I’m clearly not the only person with this impulse either, or the BBC wouldn’t be showing programmes like The Bart & The Bounder (BBC2, Tuesday) in the prime 8 p.m. slot. This was the pilot for what I’m quite sure will turn into a whole series about the true-life adventures of Sir Richard Heygate (Bart) and his boomingvoiced mucker Michael ‘Bounder’ Daunt, as they motor round the country doing agreeable rural things like eating pigeon pie and catching wild salmon.
As with Two Fat Ladies and Clarissa and the Countryman, the premise needs to be taken with a huge pinch of salt. It requires that the Bart and the Bounder continually vouchsafe to one another information about their past and about the country which, being old friends and countrymen, they must know perfectly well already. But they play the game with such gusto that you soon surrender to their charm and enjoy it all for the nonsense it is.
I dare say there were one or two suburban squeals over the scene where Daunt skewered and bent a dead pigeon so that it fitted correctly on to the cunning device a bit like a spinning washing line — which lures live pigeons to be shot. The programme-makers, though, deftly pre-empted any criticism by having Daunt explain just how much damage pigeons do to farmers’ crops and then tear open his victim’s crop to show the quantity of rape a single bird can gobble up.

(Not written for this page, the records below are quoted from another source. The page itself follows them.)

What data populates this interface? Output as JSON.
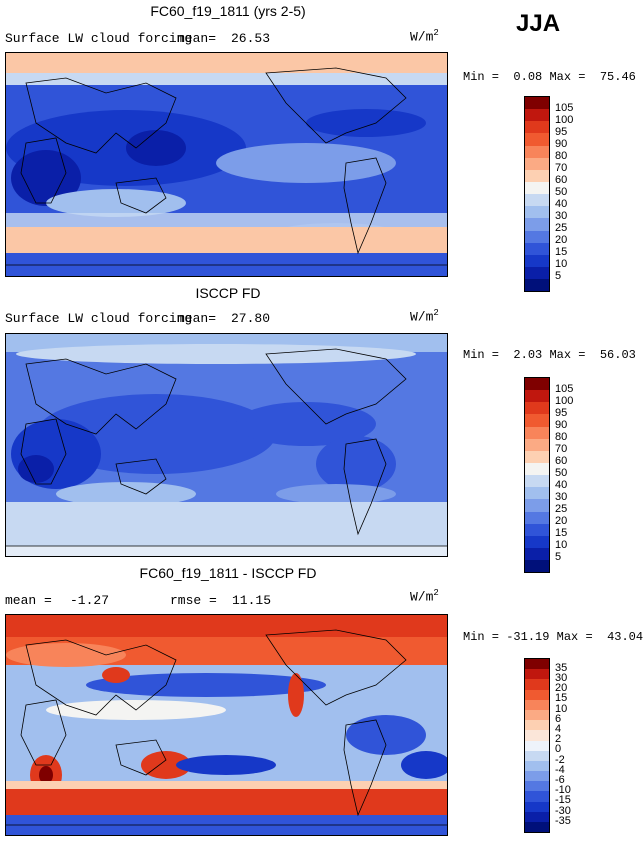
{
  "season": "JJA",
  "panels": [
    {
      "id": "model",
      "title": "FC60_f19_1811 (yrs 2-5)",
      "variable": "Surface LW cloud forcing",
      "mean_label": "mean=",
      "mean_value": "26.53",
      "units": "W/m",
      "units_sup": "2",
      "min_label": "Min =",
      "min_value": "0.08",
      "max_label": "Max =",
      "max_value": "75.46",
      "colorbar_labels": [
        "105",
        "100",
        "95",
        "90",
        "80",
        "70",
        "60",
        "50",
        "40",
        "30",
        "25",
        "20",
        "15",
        "10",
        "5"
      ]
    },
    {
      "id": "obs",
      "title": "ISCCP FD",
      "variable": "Surface LW cloud forcing",
      "mean_label": "mean=",
      "mean_value": "27.80",
      "units": "W/m",
      "units_sup": "2",
      "min_label": "Min =",
      "min_value": "2.03",
      "max_label": "Max =",
      "max_value": "56.03",
      "colorbar_labels": [
        "105",
        "100",
        "95",
        "90",
        "80",
        "70",
        "60",
        "50",
        "40",
        "30",
        "25",
        "20",
        "15",
        "10",
        "5"
      ]
    },
    {
      "id": "diff",
      "title": "FC60_f19_1811 - ISCCP FD",
      "mean_label": "mean =",
      "mean_value": "-1.27",
      "rmse_label": "rmse =",
      "rmse_value": "11.15",
      "units": "W/m",
      "units_sup": "2",
      "min_label": "Min =",
      "min_value": "-31.19",
      "max_label": "Max =",
      "max_value": "43.04",
      "colorbar_labels": [
        "35",
        "30",
        "20",
        "15",
        "10",
        "6",
        "4",
        "2",
        "0",
        "-2",
        "-4",
        "-6",
        "-10",
        "-15",
        "-30",
        "-35"
      ]
    }
  ],
  "colors": {
    "abs_scale": [
      "#7f0000",
      "#c0170e",
      "#e0391c",
      "#f05a30",
      "#f8845a",
      "#fbaa84",
      "#fdd0b2",
      "#f4f4f2",
      "#c7d9f2",
      "#a1bfee",
      "#7c9de9",
      "#5478e2",
      "#3054d8",
      "#1638c8",
      "#0a1fa8",
      "#00107a"
    ],
    "diff_scale": [
      "#7f0000",
      "#c0170e",
      "#e0391c",
      "#f05a30",
      "#f8845a",
      "#fbaa84",
      "#fdd0b2",
      "#fbe6d9",
      "#eef3fb",
      "#c7d9f2",
      "#a1bfee",
      "#7c9de9",
      "#5478e2",
      "#3054d8",
      "#1638c8",
      "#0a1fa8",
      "#00107a"
    ]
  }
}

The programme’s message, in other words, is: ‘You may think these people are brainless, fruity-voiced savages. But don’t you see they’re sensitive souls, really, at one with nature and proud guardians of our rural heritage?’ Nothing wrong with that thesis. It does, after all, have the virtue of being true and, God knows, authentic country tradition needs all the help it can get if it’s not to be swamped by Prescott housing estates, wind farms, Tesco hypermarkets and Blairite bans on anything that smacks of fun.

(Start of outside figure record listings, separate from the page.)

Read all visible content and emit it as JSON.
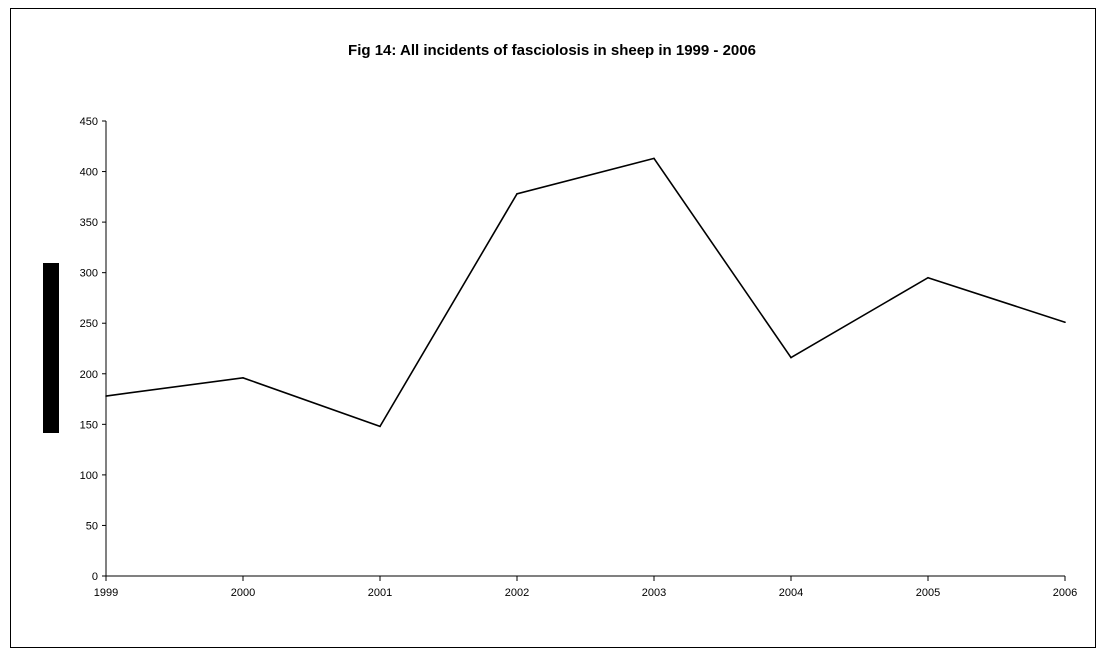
{
  "chart_data": {
    "type": "line",
    "title": "Fig 14:  All incidents of fasciolosis in sheep in 1999 - 2006",
    "xlabel": "",
    "ylabel": "",
    "categories": [
      "1999",
      "2000",
      "2001",
      "2002",
      "2003",
      "2004",
      "2005",
      "2006"
    ],
    "series": [
      {
        "values": [
          178,
          196,
          148,
          378,
          413,
          216,
          295,
          251
        ]
      }
    ],
    "ylim": [
      0,
      450
    ],
    "yticks": [
      0,
      50,
      100,
      150,
      200,
      250,
      300,
      350,
      400,
      450
    ],
    "grid": false,
    "legend": "none",
    "line_color": "#000000"
  }
}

What bothers me, though, is the arrant hypocrisy of it all. Sure, the BBC’s happy enough to surf the wave now that country toffs fit into the all-important ‘endangered minority’ category and now that licencefee payers are beginning to ask, ‘Isn’t it about time we stopped metropolitan lefties trying to eradicate all those things that make Britain worth living in?’ But which organisation is it that has done so much to create this bien-pensant, anti-hunting, anti-country, anti-liberty, anti-tradition culture in the first place? Why the BB sodding C, of course.
Everyone’s watching The Armstrongs (BBC2, Wednesday) and going, ‘I can’t believe this is for real. No way is this real.’ And of course they’re absolutely right, because it isn’t. Yes, I know that the characters aren’t actors — it really is about the zany, stranger-than-fiction lives of John and Ann, the husband and wife team who run Coventry’s third largest double-glazing firm. But how much of this stuff would go on, do you think, if the cameras weren’t there?
The highlight of this week’s episode was the scene where the couple went to France to try to sell to a large firm of local glaziers some of their DIY conservatories — with John and Ann unable to speak French and apparently unaware that ‘conservatoire’ means ‘music academy’. When his attempts at French didn’t work, John decided that the best way forward was to speak in English but with an Inspector Clouseau accent.
You can well see why the couple were chosen for this comi-doc or docu-com or whatever the term is. They’re lovable and they’re very good at saying really idiotic things (‘The one-eyed man is something in the kingdom of the blind,’ announces John, sagely) in a completely straight-faced way. But I still have difficulties believing that a couple who’ve been in business nearly ten years and are earning enough to afford a newish Jag are yet so hilariously incompetent that they go into a French business meeting without first having sorted out the translation problem. All TV’s a construct, I know. But this one requires more suspension of disbelief than I’m prepared to muster.
The Apprentice is back and it’s not a game show, insists ‘Sir’ Alan Sugar (Simon Hoggart was so right last week: it does need inverted commas), it’s a chance to win a coveted position with one of Britain’s top businessmen. What, work for the irascible, humourless, New Labour-loving beardie behind loser Amstrad and loser Spurs? You’d need to pay me a lot more than six figures to do that.